A memorial at Lamar High School’s football field honors the six Vietnam-era casualties from that district: Jarel Wayne Ayers, Dec. 31, 1966; Howard Wilson Layne Jr., July 14, 1970; Donald Eugene White, March 5, 1967; John Adrian Dossett Jr., June 11, 1970; Cordis Ray White, Sept. 18, 1969; and Gerry W. Lawson, Feb. 8, 1967.
Installed on the grounds 50 years ago, the plaques and flagpole are beginning to show wear and age. Now, the groups that helped dedicate the memorial — the class of 1968, faculty of Lamar High School and community members — are working to revitalize the structure.
“The benefit of the school is the community and the benefit of this community is the school,” Lamar Superintendent Zach Harris said. “We work closely on a number of different projects. The class of 1968 has been involved in helping get the word out and has been great in trying to get our community involved in this project.”
As part of the revitalization project, the memorial and flagpole will be taken down and rebuilt. A 30-foot flagpole will be held by a concrete base and will be illuminated. New granite plaques will be made for the soldiers, and a flower bed will encompass the memorial. The school plans to copy the text verbatim from the original plaques and hopes to add sketches from the students’ yearbook pictures.

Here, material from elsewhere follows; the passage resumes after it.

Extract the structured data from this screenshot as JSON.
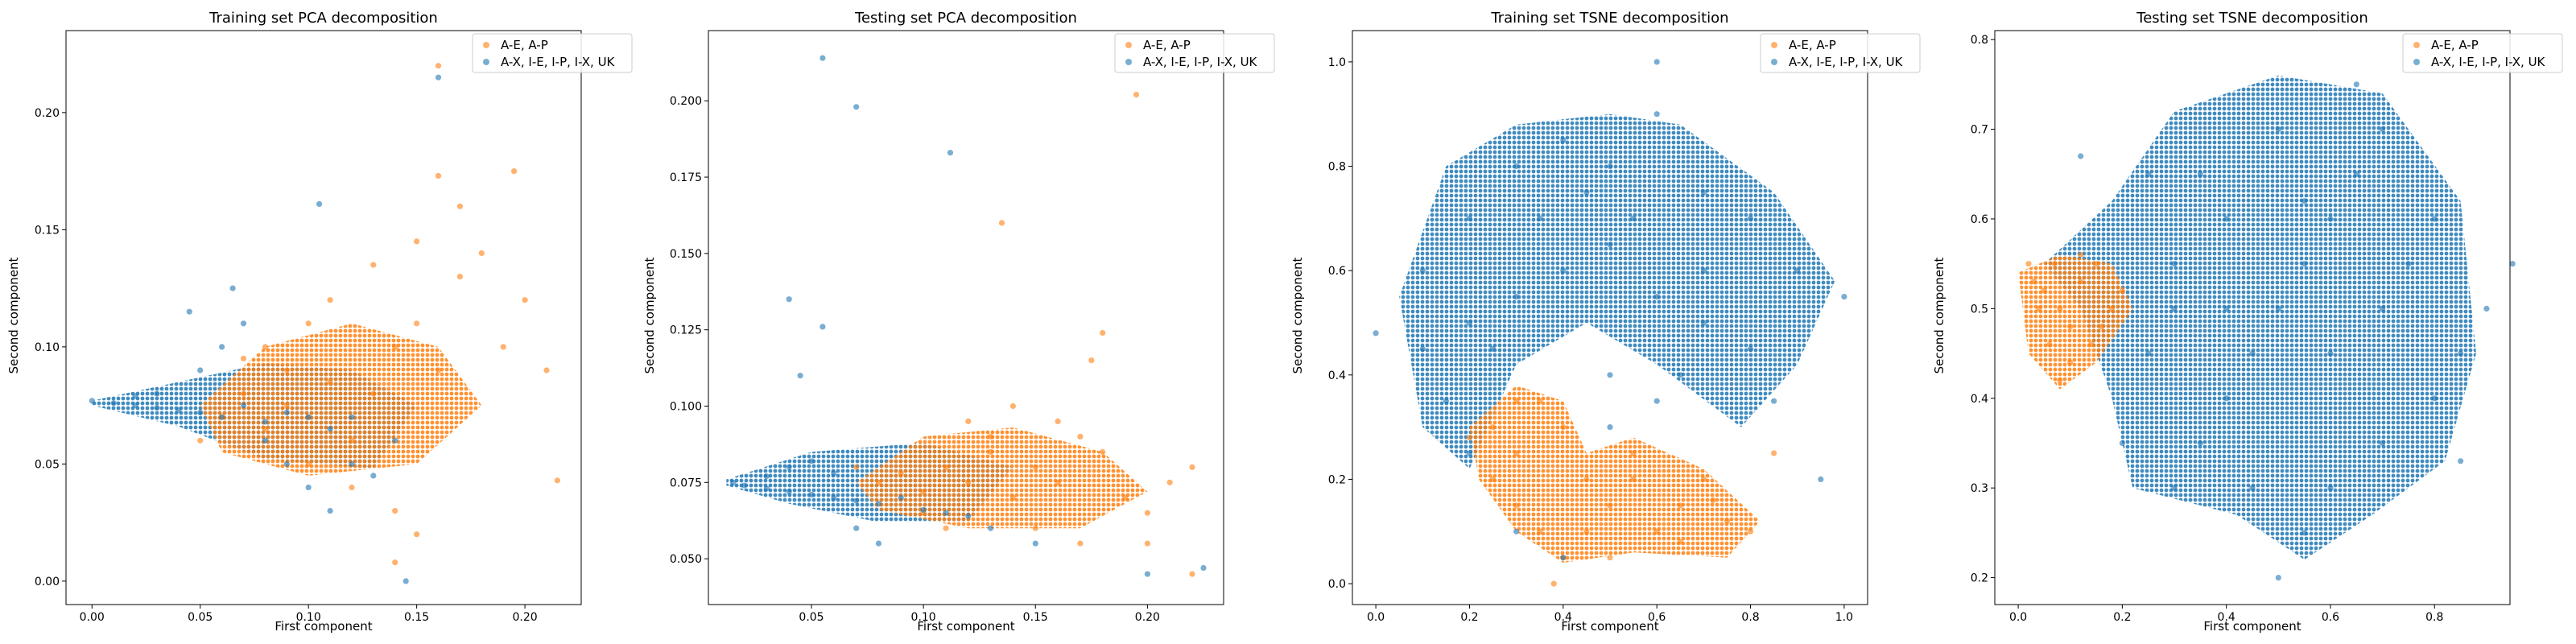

Harris said the project will cost about $7,000, and the school has already begun receiving donations.
“The school was going to definitely update it, and this just gives a little more opportunity for those in the community and organizations to be a part of a remodel project and something that pays such tremendous respect for several Lamar High School students,” he said.

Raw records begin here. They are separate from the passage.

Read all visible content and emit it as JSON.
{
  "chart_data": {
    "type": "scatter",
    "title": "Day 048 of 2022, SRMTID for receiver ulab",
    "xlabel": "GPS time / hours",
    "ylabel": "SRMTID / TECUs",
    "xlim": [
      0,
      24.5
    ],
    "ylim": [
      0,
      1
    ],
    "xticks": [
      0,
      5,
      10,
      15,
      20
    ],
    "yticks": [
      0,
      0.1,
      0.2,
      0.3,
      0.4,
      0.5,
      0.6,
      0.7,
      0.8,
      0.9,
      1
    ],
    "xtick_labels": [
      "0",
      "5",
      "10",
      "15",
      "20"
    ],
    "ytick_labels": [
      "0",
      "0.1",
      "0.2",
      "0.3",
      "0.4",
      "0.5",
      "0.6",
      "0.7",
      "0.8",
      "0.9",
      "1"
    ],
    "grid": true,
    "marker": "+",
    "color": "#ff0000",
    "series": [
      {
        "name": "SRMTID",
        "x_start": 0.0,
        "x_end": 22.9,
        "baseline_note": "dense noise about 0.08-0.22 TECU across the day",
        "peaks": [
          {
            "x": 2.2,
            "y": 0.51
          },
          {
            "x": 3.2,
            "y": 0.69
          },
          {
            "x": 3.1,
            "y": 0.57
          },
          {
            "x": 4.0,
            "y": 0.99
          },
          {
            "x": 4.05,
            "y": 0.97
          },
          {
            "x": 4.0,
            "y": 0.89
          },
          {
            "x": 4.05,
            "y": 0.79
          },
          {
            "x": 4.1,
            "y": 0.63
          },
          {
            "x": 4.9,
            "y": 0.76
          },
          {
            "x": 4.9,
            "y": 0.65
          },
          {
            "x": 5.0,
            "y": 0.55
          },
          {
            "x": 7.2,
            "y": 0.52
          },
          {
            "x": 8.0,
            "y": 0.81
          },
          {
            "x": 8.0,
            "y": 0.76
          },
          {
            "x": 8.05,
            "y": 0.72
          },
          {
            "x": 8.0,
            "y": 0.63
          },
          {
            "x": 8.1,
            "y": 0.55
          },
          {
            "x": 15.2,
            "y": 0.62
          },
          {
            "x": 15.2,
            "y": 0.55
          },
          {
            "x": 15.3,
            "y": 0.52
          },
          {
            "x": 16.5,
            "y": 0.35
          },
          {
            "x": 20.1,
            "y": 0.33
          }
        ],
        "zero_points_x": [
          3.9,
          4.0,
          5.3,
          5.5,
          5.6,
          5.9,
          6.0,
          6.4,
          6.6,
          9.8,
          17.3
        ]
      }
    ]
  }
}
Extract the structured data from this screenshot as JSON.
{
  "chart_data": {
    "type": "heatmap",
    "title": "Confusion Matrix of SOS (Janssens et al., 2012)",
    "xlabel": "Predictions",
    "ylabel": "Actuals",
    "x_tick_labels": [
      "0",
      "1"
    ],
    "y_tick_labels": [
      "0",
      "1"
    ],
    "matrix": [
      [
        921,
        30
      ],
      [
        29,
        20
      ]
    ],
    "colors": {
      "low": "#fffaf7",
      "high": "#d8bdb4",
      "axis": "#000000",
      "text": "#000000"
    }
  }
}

The school plans to start construction after the high school’s graduation ceremony in May and hopes to have it completed by the first home football game in August.
In remembrance of his brother, Lawson wrote a song several years ago titled “My Twin Brother.” The lyrics begin: “My twin brother lost his life, the night I saw the brightest light, but he’s at rest, so I won’t worry anymore.”
After hearing about plans to rebuild the memorial, Lawson said he approved and contacted the school district. He donated a CD of the song along with his brother’s Purple Heart medal, Army records and a framed picture of his twin wearing his uniform.
“I enjoyed visiting with him, and I showed him around the school, heard his stories,” Harris said. “At the end of the day, I was appreciative of him taking a few minutes out of his day for me.”